Nach der Absage eines Vortrags des Polizeigewerkschafters Rainer Wendt und der Diskussion darüber hat nun die Uni-Präsidentin Brigitta Wolff reagiert. Sie lädt zu einer Diskussionsrunde über Meinungsfreiheit ein.
Birgitta Wolff ist Präsidentin der Uni Frankfurt. Foto: Jens Wolf/Archiv Birgitta Wolff ist Präsidentin der Uni Frankfurt. Foto: Jens Wolf/Archiv
Frankfurt. 

Die Präsidentin der Goethe-Universität Birgitta Wolff will über Meinungsfreiheit auf dem Campus diskutieren.
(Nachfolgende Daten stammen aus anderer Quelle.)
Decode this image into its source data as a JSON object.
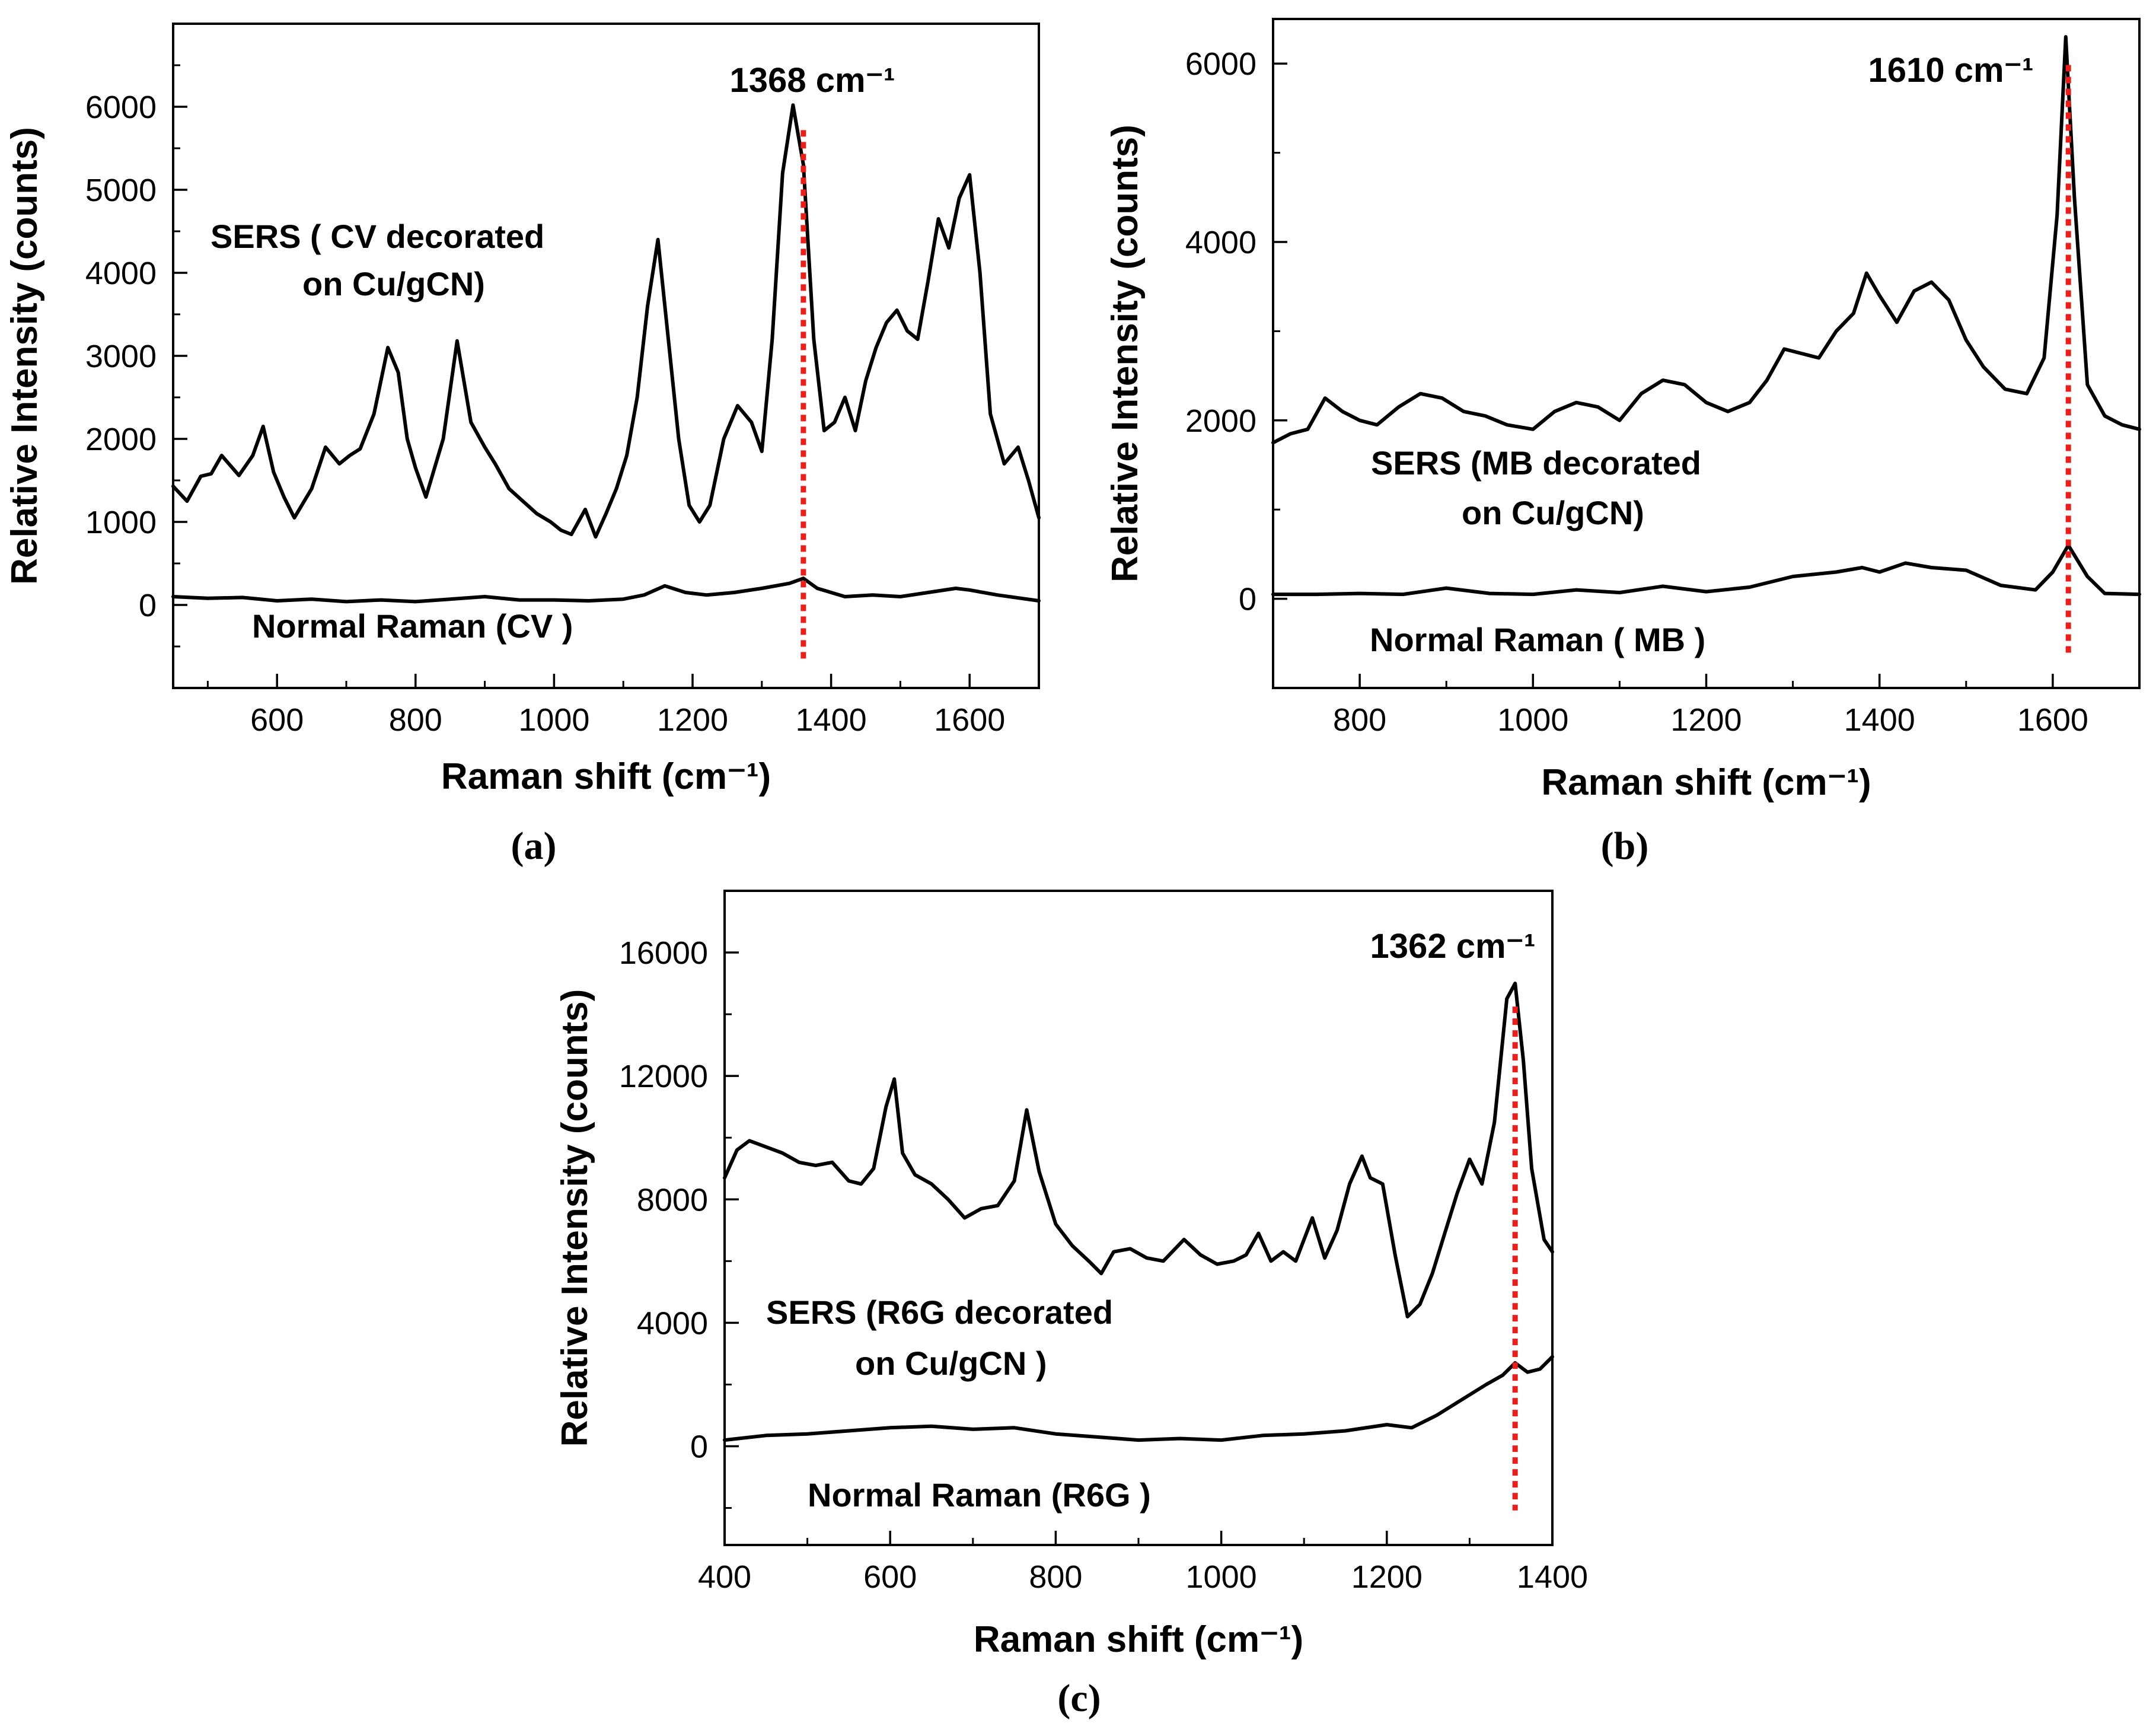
{
  "colors": {
    "line": "#000000",
    "marker": "#e8201c",
    "background": "#ffffff"
  },
  "chart_data": [
    {
      "type": "line",
      "panel": "(a)",
      "xlabel": "Raman shift (cm⁻¹)",
      "ylabel": "Relative Intensity (counts)",
      "xlim": [
        450,
        1700
      ],
      "ylim": [
        -1000,
        7000
      ],
      "x_ticks": [
        "600",
        "800",
        "1000",
        "1200",
        "1400",
        "1600"
      ],
      "y_ticks": [
        "0",
        "1000",
        "2000",
        "3000",
        "4000",
        "5000",
        "6000"
      ],
      "peak_label": "1368 cm⁻¹",
      "peak_x": 1360,
      "series": [
        {
          "name": "SERS ( CV decorated on Cu/gCN)",
          "label_lines": [
            "SERS ( CV decorated",
            "on Cu/gCN)"
          ],
          "x": [
            450,
            470,
            490,
            505,
            520,
            545,
            565,
            580,
            595,
            610,
            625,
            650,
            670,
            690,
            705,
            720,
            740,
            760,
            775,
            788,
            800,
            815,
            840,
            860,
            880,
            900,
            915,
            935,
            955,
            975,
            995,
            1010,
            1025,
            1045,
            1060,
            1075,
            1090,
            1105,
            1120,
            1135,
            1150,
            1165,
            1180,
            1195,
            1210,
            1225,
            1245,
            1265,
            1285,
            1300,
            1315,
            1330,
            1345,
            1360,
            1375,
            1390,
            1405,
            1420,
            1435,
            1450,
            1465,
            1480,
            1495,
            1510,
            1525,
            1540,
            1555,
            1570,
            1585,
            1600,
            1615,
            1630,
            1650,
            1670,
            1685,
            1700
          ],
          "y": [
            1430,
            1250,
            1550,
            1580,
            1800,
            1560,
            1800,
            2150,
            1600,
            1300,
            1050,
            1400,
            1900,
            1700,
            1800,
            1880,
            2300,
            3100,
            2800,
            2000,
            1650,
            1300,
            2000,
            3180,
            2200,
            1900,
            1700,
            1400,
            1250,
            1100,
            1000,
            900,
            850,
            1150,
            820,
            1100,
            1400,
            1800,
            2500,
            3600,
            4400,
            3200,
            2000,
            1200,
            1000,
            1200,
            2000,
            2400,
            2200,
            1850,
            3200,
            5200,
            6020,
            5300,
            3200,
            2100,
            2200,
            2500,
            2100,
            2700,
            3100,
            3400,
            3550,
            3300,
            3200,
            3900,
            4650,
            4300,
            4900,
            5180,
            4000,
            2300,
            1700,
            1900,
            1500,
            1050
          ]
        },
        {
          "name": "Normal Raman (CV )",
          "label_lines": [
            "Normal Raman (CV )"
          ],
          "x": [
            450,
            500,
            550,
            600,
            650,
            700,
            750,
            800,
            850,
            900,
            950,
            1000,
            1050,
            1100,
            1130,
            1160,
            1190,
            1220,
            1260,
            1300,
            1340,
            1360,
            1380,
            1420,
            1460,
            1500,
            1540,
            1580,
            1600,
            1640,
            1700
          ],
          "y": [
            100,
            80,
            90,
            50,
            70,
            40,
            60,
            40,
            70,
            100,
            60,
            60,
            50,
            70,
            120,
            230,
            150,
            120,
            150,
            200,
            260,
            320,
            200,
            100,
            120,
            100,
            150,
            200,
            180,
            120,
            50
          ]
        }
      ]
    },
    {
      "type": "line",
      "panel": "(b)",
      "xlabel": "Raman shift (cm⁻¹)",
      "ylabel": "Relative Intensity (counts)",
      "xlim": [
        700,
        1700
      ],
      "ylim": [
        -1000,
        6500
      ],
      "x_ticks": [
        "800",
        "1000",
        "1200",
        "1400",
        "1600"
      ],
      "y_ticks": [
        "0",
        "2000",
        "4000",
        "6000"
      ],
      "peak_label": "1610 cm⁻¹",
      "peak_x": 1618,
      "series": [
        {
          "name": "SERS (MB decorated on Cu/gCN)",
          "label_lines": [
            "SERS (MB decorated",
            "on Cu/gCN)"
          ],
          "x": [
            700,
            720,
            740,
            760,
            780,
            800,
            820,
            845,
            870,
            895,
            920,
            945,
            970,
            1000,
            1025,
            1050,
            1075,
            1100,
            1125,
            1150,
            1175,
            1200,
            1225,
            1250,
            1270,
            1290,
            1310,
            1330,
            1350,
            1370,
            1385,
            1400,
            1420,
            1440,
            1460,
            1480,
            1500,
            1520,
            1545,
            1570,
            1590,
            1605,
            1615,
            1625,
            1640,
            1660,
            1680,
            1700
          ],
          "y": [
            1750,
            1850,
            1900,
            2250,
            2100,
            2000,
            1950,
            2150,
            2300,
            2250,
            2100,
            2050,
            1950,
            1900,
            2100,
            2200,
            2150,
            2000,
            2300,
            2450,
            2400,
            2200,
            2100,
            2200,
            2450,
            2800,
            2750,
            2700,
            3000,
            3200,
            3650,
            3400,
            3100,
            3450,
            3550,
            3350,
            2900,
            2600,
            2350,
            2300,
            2700,
            4300,
            6300,
            4500,
            2400,
            2050,
            1950,
            1900
          ]
        },
        {
          "name": "Normal Raman ( MB )",
          "label_lines": [
            "Normal Raman ( MB )"
          ],
          "x": [
            700,
            750,
            800,
            850,
            900,
            950,
            1000,
            1050,
            1100,
            1150,
            1200,
            1250,
            1300,
            1350,
            1380,
            1400,
            1430,
            1460,
            1500,
            1540,
            1580,
            1600,
            1618,
            1640,
            1660,
            1700
          ],
          "y": [
            50,
            50,
            60,
            50,
            120,
            60,
            50,
            100,
            70,
            140,
            80,
            130,
            250,
            300,
            350,
            300,
            400,
            350,
            320,
            150,
            100,
            300,
            600,
            250,
            60,
            50
          ]
        }
      ]
    },
    {
      "type": "line",
      "panel": "(c)",
      "xlabel": "Raman shift (cm⁻¹)",
      "ylabel": "Relative Intensity (counts)",
      "xlim": [
        400,
        1400
      ],
      "ylim": [
        -3200,
        18000
      ],
      "x_ticks": [
        "400",
        "600",
        "800",
        "1000",
        "1200",
        "1400"
      ],
      "y_ticks": [
        "0",
        "4000",
        "8000",
        "12000",
        "16000"
      ],
      "peak_label": "1362 cm⁻¹",
      "peak_x": 1355,
      "series": [
        {
          "name": "SERS (R6G decorated on Cu/gCN )",
          "label_lines": [
            "SERS (R6G decorated",
            "on Cu/gCN )"
          ],
          "x": [
            400,
            415,
            430,
            450,
            470,
            490,
            510,
            530,
            550,
            565,
            580,
            595,
            605,
            615,
            630,
            650,
            670,
            690,
            710,
            730,
            750,
            765,
            780,
            800,
            820,
            840,
            855,
            870,
            890,
            910,
            930,
            955,
            975,
            995,
            1015,
            1030,
            1045,
            1060,
            1075,
            1090,
            1110,
            1125,
            1140,
            1155,
            1170,
            1180,
            1195,
            1210,
            1225,
            1240,
            1255,
            1270,
            1285,
            1300,
            1315,
            1330,
            1345,
            1355,
            1365,
            1375,
            1390,
            1400
          ],
          "y": [
            8700,
            9600,
            9900,
            9700,
            9500,
            9200,
            9100,
            9200,
            8600,
            8500,
            9000,
            11000,
            11900,
            9500,
            8800,
            8500,
            8000,
            7400,
            7700,
            7800,
            8600,
            10900,
            8900,
            7200,
            6500,
            6000,
            5600,
            6300,
            6400,
            6100,
            6000,
            6700,
            6200,
            5900,
            6000,
            6200,
            6900,
            6000,
            6300,
            6000,
            7400,
            6100,
            7000,
            8500,
            9400,
            8700,
            8500,
            6200,
            4200,
            4600,
            5600,
            6900,
            8200,
            9300,
            8500,
            10500,
            14500,
            15000,
            12500,
            9000,
            6700,
            6300
          ]
        },
        {
          "name": "Normal Raman (R6G )",
          "label_lines": [
            "Normal Raman (R6G )"
          ],
          "x": [
            400,
            450,
            500,
            550,
            600,
            650,
            700,
            750,
            800,
            850,
            900,
            950,
            1000,
            1050,
            1100,
            1150,
            1200,
            1230,
            1260,
            1290,
            1320,
            1340,
            1355,
            1370,
            1385,
            1400
          ],
          "y": [
            200,
            350,
            400,
            500,
            600,
            650,
            550,
            600,
            400,
            300,
            200,
            250,
            200,
            350,
            400,
            500,
            700,
            600,
            1000,
            1500,
            2000,
            2300,
            2700,
            2400,
            2500,
            2900
          ]
        }
      ]
    }
  ]
}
Mit einer öffentlichen Gesprächsrunde reagiert sie auf Kritik an der Absage eines Vortrags des Polizeigewerkschafters Rainer Wendt (wir berichteten). Die Veranstaltung soll am 19. Januar stattfinden. Der Titel lautet: „Diskurskultur im Zwielicht – Wie viel Meinungsfreiheit verträgt die Uni?“ Neben Wolff sollen der Philosoph Rainer Forst, die Ethnologin Susanne Schröter sowie ein Vertreter der insgesamt 60 Unterzeichner eines offenen Briefs gegen den Vortrag von Rainer Wendt teilnehmen.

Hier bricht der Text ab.